D'autre part, l'incident de novembre 1995, alors qu'il aurait été pris dans une embuscade, nous a été décrit par le demandeur de manière hésitante et peu précise. Tout d'abord, il nous dira ne pas se rappeler exactement d'où il venait quant il fut attaqué. Il se ravisera pour nous dire qu'il pensait qu'il revenait du travail. Puis il nous offrira une troisième version pour nous dire qu'il ne travaillait plus à ce moment, mais qu'il aidait plutôt un ami dans son commerce. Dans son FRP il écrit qu'immédiatement après l'agression il se serait rendu à l'hôpital, puis serait rentré à la maison. À l'audience, il nous dira plutôt s'être rendu immédiatement à la maison, pour se rendre après à l'hôpital. Sa première idée, nous dira-t-il à l'audience, était de se réfugier. Ses contradictions et ses hésitations alors qu'il nous parlait de cet incident nous font croire que cet incident n'a jamais existé...

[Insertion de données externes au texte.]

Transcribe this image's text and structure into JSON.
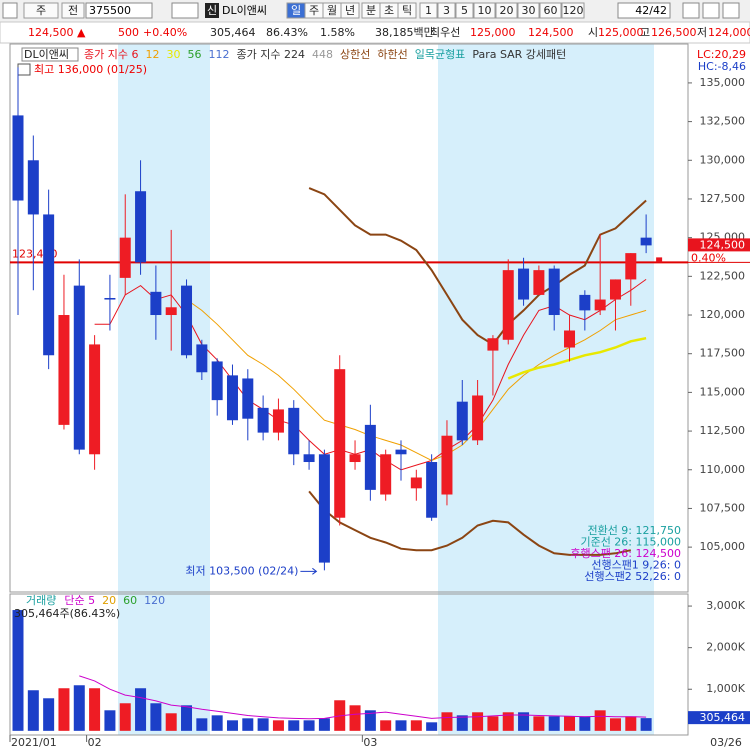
{
  "toolbar": {
    "market": "주",
    "board": "전",
    "code": "375500",
    "badge": "신",
    "name": "DL이앤씨",
    "periods": [
      "일",
      "주",
      "월",
      "년",
      "분",
      "초",
      "틱"
    ],
    "intervals": [
      "1",
      "3",
      "5",
      "10",
      "20",
      "30",
      "60",
      "120"
    ],
    "count": "42/42"
  },
  "quote": [
    "124,500 ▲",
    "500",
    "+0.40%",
    "305,464",
    "86.43%",
    "1.58%",
    "38,185백만",
    "최우선",
    "125,000",
    "124,500",
    "시",
    "125,000",
    "고",
    "126,500",
    "저",
    "124,000"
  ],
  "chart_data": [
    {
      "type": "candlestick",
      "stock_label": "DL이앤씨",
      "high_label": "최고 136,000 (01/25)",
      "low_label": "최저 103,500 (02/24)",
      "corner_lc": "LC:20,29",
      "corner_hc": "HC:-8,46",
      "categories": [
        "2021/01",
        null,
        null,
        null,
        null,
        "02",
        null,
        null,
        null,
        null,
        null,
        null,
        null,
        null,
        null,
        null,
        null,
        null,
        null,
        null,
        null,
        null,
        null,
        "03",
        null,
        null,
        null,
        null,
        null,
        null,
        null,
        null,
        null,
        null,
        null,
        null,
        null,
        null,
        null,
        null,
        null,
        null
      ],
      "open": [
        132900,
        130000,
        126500,
        112900,
        121900,
        111000,
        121100,
        122400,
        128000,
        121500,
        120000,
        121900,
        118100,
        117000,
        116100,
        115900,
        114000,
        112400,
        114000,
        111000,
        111000,
        106900,
        110500,
        112900,
        108400,
        111300,
        108800,
        110500,
        108400,
        114400,
        111900,
        117700,
        118400,
        123000,
        121300,
        123000,
        117900,
        121300,
        120300,
        121000,
        122300,
        125000
      ],
      "high": [
        136000,
        131600,
        128100,
        122600,
        123600,
        118700,
        122600,
        127800,
        130000,
        123200,
        125500,
        122300,
        118400,
        117200,
        116800,
        116500,
        114800,
        114600,
        114500,
        111900,
        111300,
        117400,
        111900,
        114200,
        111300,
        111900,
        110000,
        111000,
        113200,
        115800,
        115800,
        118700,
        123600,
        123700,
        123200,
        123200,
        120000,
        121600,
        125200,
        122300,
        124000,
        126500
      ],
      "low": [
        120000,
        121600,
        116500,
        112600,
        111000,
        110000,
        119000,
        121300,
        122600,
        118400,
        117700,
        117200,
        115800,
        113500,
        112900,
        111900,
        111900,
        111900,
        110300,
        110000,
        103500,
        106400,
        110000,
        108000,
        108000,
        109300,
        108000,
        106700,
        107700,
        111600,
        111600,
        114800,
        118100,
        120600,
        121300,
        119000,
        117000,
        119000,
        120000,
        119000,
        120600,
        124000
      ],
      "close": [
        127400,
        126500,
        117400,
        120000,
        111300,
        118100,
        121000,
        125000,
        123400,
        120000,
        120500,
        117400,
        116300,
        114500,
        113200,
        113300,
        112400,
        113900,
        111000,
        110500,
        104000,
        116500,
        111000,
        108700,
        111000,
        111000,
        109500,
        106900,
        112200,
        111900,
        114800,
        118500,
        122900,
        121000,
        122900,
        120000,
        119000,
        120300,
        121000,
        122300,
        124000,
        124500
      ],
      "up_color": "#ee1c24",
      "down_color": "#1c3fc8",
      "series": [
        {
          "name": "종가 지수 6",
          "color": "#e8141e",
          "values": [
            null,
            null,
            null,
            null,
            null,
            119400,
            119400,
            121300,
            121900,
            121000,
            121300,
            120000,
            118100,
            117100,
            115800,
            114500,
            113900,
            113200,
            112900,
            111900,
            111000,
            111300,
            111000,
            111300,
            110600,
            110000,
            110300,
            110600,
            111300,
            111900,
            112900,
            114500,
            116800,
            118700,
            120300,
            120600,
            120000,
            119700,
            120300,
            121000,
            121600,
            122300
          ]
        },
        {
          "name": "12",
          "color": "#f0a000",
          "values": [
            null,
            null,
            null,
            null,
            null,
            null,
            null,
            null,
            null,
            null,
            null,
            121000,
            120300,
            119400,
            118400,
            117400,
            116800,
            116100,
            115200,
            114200,
            113200,
            112900,
            112600,
            112200,
            111900,
            111600,
            111100,
            110600,
            111000,
            111600,
            112600,
            113900,
            115200,
            116100,
            116800,
            117400,
            117900,
            118400,
            119000,
            119700,
            120000,
            120300
          ]
        },
        {
          "name": "30",
          "color": "#e8e800",
          "values": [
            null,
            null,
            null,
            null,
            null,
            null,
            null,
            null,
            null,
            null,
            null,
            null,
            null,
            null,
            null,
            null,
            null,
            null,
            null,
            null,
            null,
            null,
            null,
            null,
            null,
            null,
            null,
            null,
            null,
            null,
            null,
            null,
            115900,
            116300,
            116600,
            116800,
            117100,
            117400,
            117600,
            117900,
            118300,
            118500
          ]
        },
        {
          "name": "56",
          "color": "#2ca02c"
        },
        {
          "name": "112",
          "color": "#4a6fd0"
        },
        {
          "name": "종가 지수 224",
          "color": "#333333"
        },
        {
          "name": "448",
          "color": "#999999"
        },
        {
          "name": "상한선",
          "color": "#8b4513",
          "values": [
            null,
            null,
            null,
            null,
            null,
            null,
            null,
            null,
            null,
            null,
            null,
            null,
            null,
            null,
            null,
            null,
            null,
            null,
            null,
            128200,
            127800,
            126800,
            125800,
            125200,
            125200,
            124800,
            124200,
            122900,
            121300,
            119700,
            118700,
            118100,
            119400,
            120300,
            121300,
            121900,
            122600,
            123200,
            125200,
            125600,
            126500,
            127400
          ]
        },
        {
          "name": "하한선",
          "color": "#8b4513",
          "values": [
            null,
            null,
            null,
            null,
            null,
            null,
            null,
            null,
            null,
            null,
            null,
            null,
            null,
            null,
            null,
            null,
            null,
            null,
            null,
            108600,
            107400,
            106600,
            106100,
            105600,
            105300,
            104900,
            104800,
            104800,
            105100,
            105600,
            106400,
            106700,
            106600,
            105800,
            105100,
            104600,
            104500,
            104500,
            104500,
            104600,
            104800,
            null
          ]
        },
        {
          "name": "일목균형표",
          "color": "#1aa0a0"
        },
        {
          "name": "Para SAR 강세패턴",
          "color": "#333333"
        }
      ],
      "ref_line": {
        "value": 123400,
        "label": "123,400",
        "color": "#e00000"
      },
      "last_label": "124,500",
      "change_label": "0.40%",
      "ichimoku_labels": [
        "전환선 9: 121,750",
        "기준선 26: 115,000",
        "후행스팬 26: 124,500",
        "선행스팬1 9,26: 0",
        "선행스팬2 52,26: 0"
      ],
      "ylim": [
        102100,
        137450
      ],
      "yticks": [
        {
          "value": 105000,
          "label": "105,000"
        },
        {
          "value": 107500,
          "label": "107,500"
        },
        {
          "value": 110000,
          "label": "110,000"
        },
        {
          "value": 112500,
          "label": "112,500"
        },
        {
          "value": 115000,
          "label": "115,000"
        },
        {
          "value": 117500,
          "label": "117,500"
        },
        {
          "value": 120000,
          "label": "120,000"
        },
        {
          "value": 122500,
          "label": "122,500"
        },
        {
          "value": 125000,
          "label": "125,000"
        },
        {
          "value": 127500,
          "label": "127,500"
        },
        {
          "value": 130000,
          "label": "130,000"
        },
        {
          "value": 132500,
          "label": "132,500"
        },
        {
          "value": 135000,
          "label": "135,000"
        }
      ],
      "date_label": "03/26"
    },
    {
      "type": "bar",
      "title": "거래량",
      "value_label": "305,464주(86.43%)",
      "last_label": "305,464",
      "values": [
        2904000,
        976000,
        783000,
        1024000,
        1096000,
        1024000,
        494000,
        663000,
        1024000,
        663000,
        422000,
        614000,
        301000,
        373000,
        253000,
        301000,
        301000,
        253000,
        253000,
        253000,
        301000,
        735000,
        614000,
        494000,
        253000,
        253000,
        253000,
        205000,
        446000,
        373000,
        446000,
        349000,
        446000,
        446000,
        349000,
        349000,
        349000,
        349000,
        494000,
        301000,
        349000,
        305464
      ],
      "series": [
        {
          "name": "단순 5",
          "color": "#cc00cc",
          "values": [
            null,
            null,
            null,
            null,
            1320000,
            1200000,
            1000000,
            860000,
            800000,
            720000,
            620000,
            580000,
            520000,
            470000,
            420000,
            370000,
            340000,
            310000,
            300000,
            290000,
            300000,
            360000,
            400000,
            420000,
            450000,
            400000,
            350000,
            300000,
            320000,
            330000,
            340000,
            360000,
            380000,
            380000,
            370000,
            360000,
            350000,
            340000,
            350000,
            340000,
            340000,
            330000
          ]
        },
        {
          "name": "20",
          "color": "#e0a000"
        },
        {
          "name": "60",
          "color": "#2ca02c"
        },
        {
          "name": "120",
          "color": "#4a6fd0"
        }
      ],
      "ylim": [
        -100000,
        3290000
      ],
      "yticks": [
        {
          "value": 1000000,
          "label": "1,000K"
        },
        {
          "value": 2000000,
          "label": "2,000K"
        },
        {
          "value": 3000000,
          "label": "3,000K"
        }
      ]
    }
  ]
}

D'autres faits également vont à l'encontre de sa crainte subjective. Après avoir quitté le Chili à cause de sa peur, il restera six mois au Mexique, sans y demander refuge, y travaillant comme serveur. Il nous dira de ne pas s'être informé si le Mexique octroyait le statut de réfugié, puisqu'il pensait venir au Canada. Or dans son FRP il écrira qu'il n'a pas revendiqué le refuge politique au Mexique car cela était impossible.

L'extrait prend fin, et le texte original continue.